Interpretive Summary: Soybeans, which provide 67 percent of the vegetble protein and 30 percent of vegetable oil, are an integral link in the world food chain. Continued improvement in the performance of this crop is vital if increased demand for food by a burgeoning world population is to be met. Introduction of germplasm that has resulted from selection under different environmental conditions and food preferences holds potential for expanding the narrow genetic base of US soybeans. In this study, we have evaluated the potential of Nepalese cultivars for the improvement of protein quality. Nepalese cultivars contained significantly more protein and a higher concentration of specific essential amino acids than domestic cultivars. Results from this study indicate that the Nepalese cultivars hold potential for enhancing quality of domestic soybeans. These cultivars can be used by the breeders for the improvement of North American cultivars. Increased protein quality will benefit the overall utilization of soybean in the food and feed industries.

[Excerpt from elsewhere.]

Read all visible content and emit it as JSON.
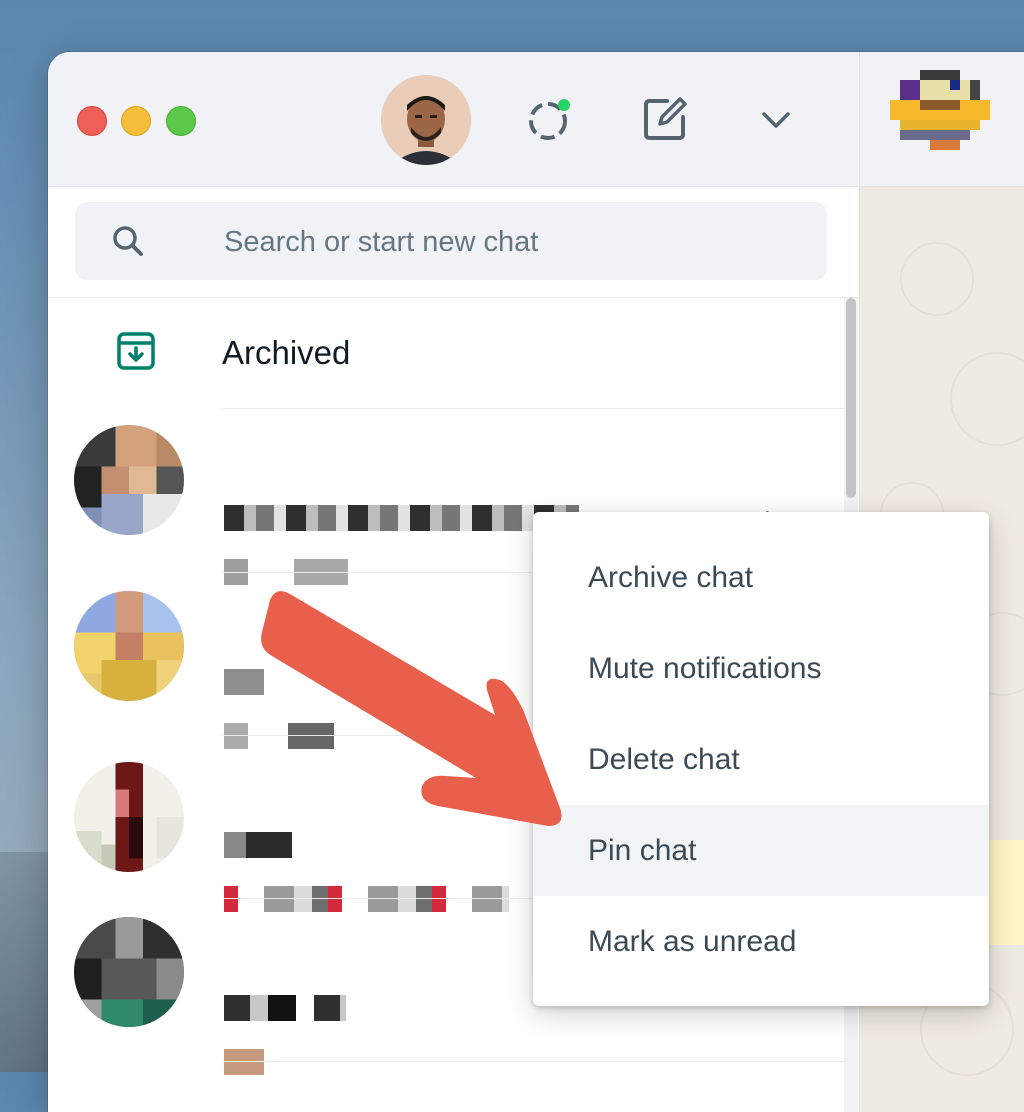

Technical Abstract: Soybeans contain approximately 35 percent protein and 20 percent oil, and represent an important source of protein in animal rations and human diets. Attempts are being made to increase further the overall protein content of soybeans by utilization of exotic germplasms. In this study, we have characterized soybean cultivars from Nepal and assessed their potential as a germplasm resource for improvement of protein content and quality of North American cultivars. Soybean cultivars “Sathia,” “Kavre,” “Soida Chiny,” indigenous to various regions of Nepal, contained 42 to 45 percent protein, which is significantly higher in comparison to that of the North American cultivar “Williams 82” (39 percent). Fractionation of seed protein by sodium dodecyl sulfate polyacrylamide gel electrophoresis and high-resolution two-dimensional gel electrophoresis revealed differences in the protein profiles of these cultivars. Various isoelectric forms of the glycinin and beta-conglycinin were identified by comparing the matrix-assisted laser desorption ionization time-of-flight mass fingerprinting data against the National Center for Biotechnology Information nonredundant database. Fluorescence two-dimensional difference gel electrophoresis analyses indicated that Sathia was distinct, lacking some isoelectric forms of acidic and basic glycinin subunits while expressing other unique forms. The contribution of these unique protein spots present in either Sathia or Williams 82 to the total protein content was quantified using scanning laser densitometry. Distinct restriction fragment length polymorphisms (RFLP) for Group-1 glycinin genes were observed among the tested Nepalese genotypes, indicating sequence variation among the cultivars. Conversely, evaluation of RFLP for the genes encoding Group-2 glycinins, beta-conglycinin and Bowman-Birk proteinase inhibitors indicated a high degree of conservation in these genes. Determination of amino acid composition, a reflection of protein quality, indicated that the arginine content of the Nepalese soybeans ranged from 7.7 to 8.1 percent, which was 5 to 10 percent higher than the 7.4 percent expressed in Williams 82. Additionally, Karve and Seti contained significantly more cysteine than Williams 82. The high protein content along with the desirable amino acid composition of the Nepalese soybean cultivars are traits that have potential for improving North American commercial cultivars.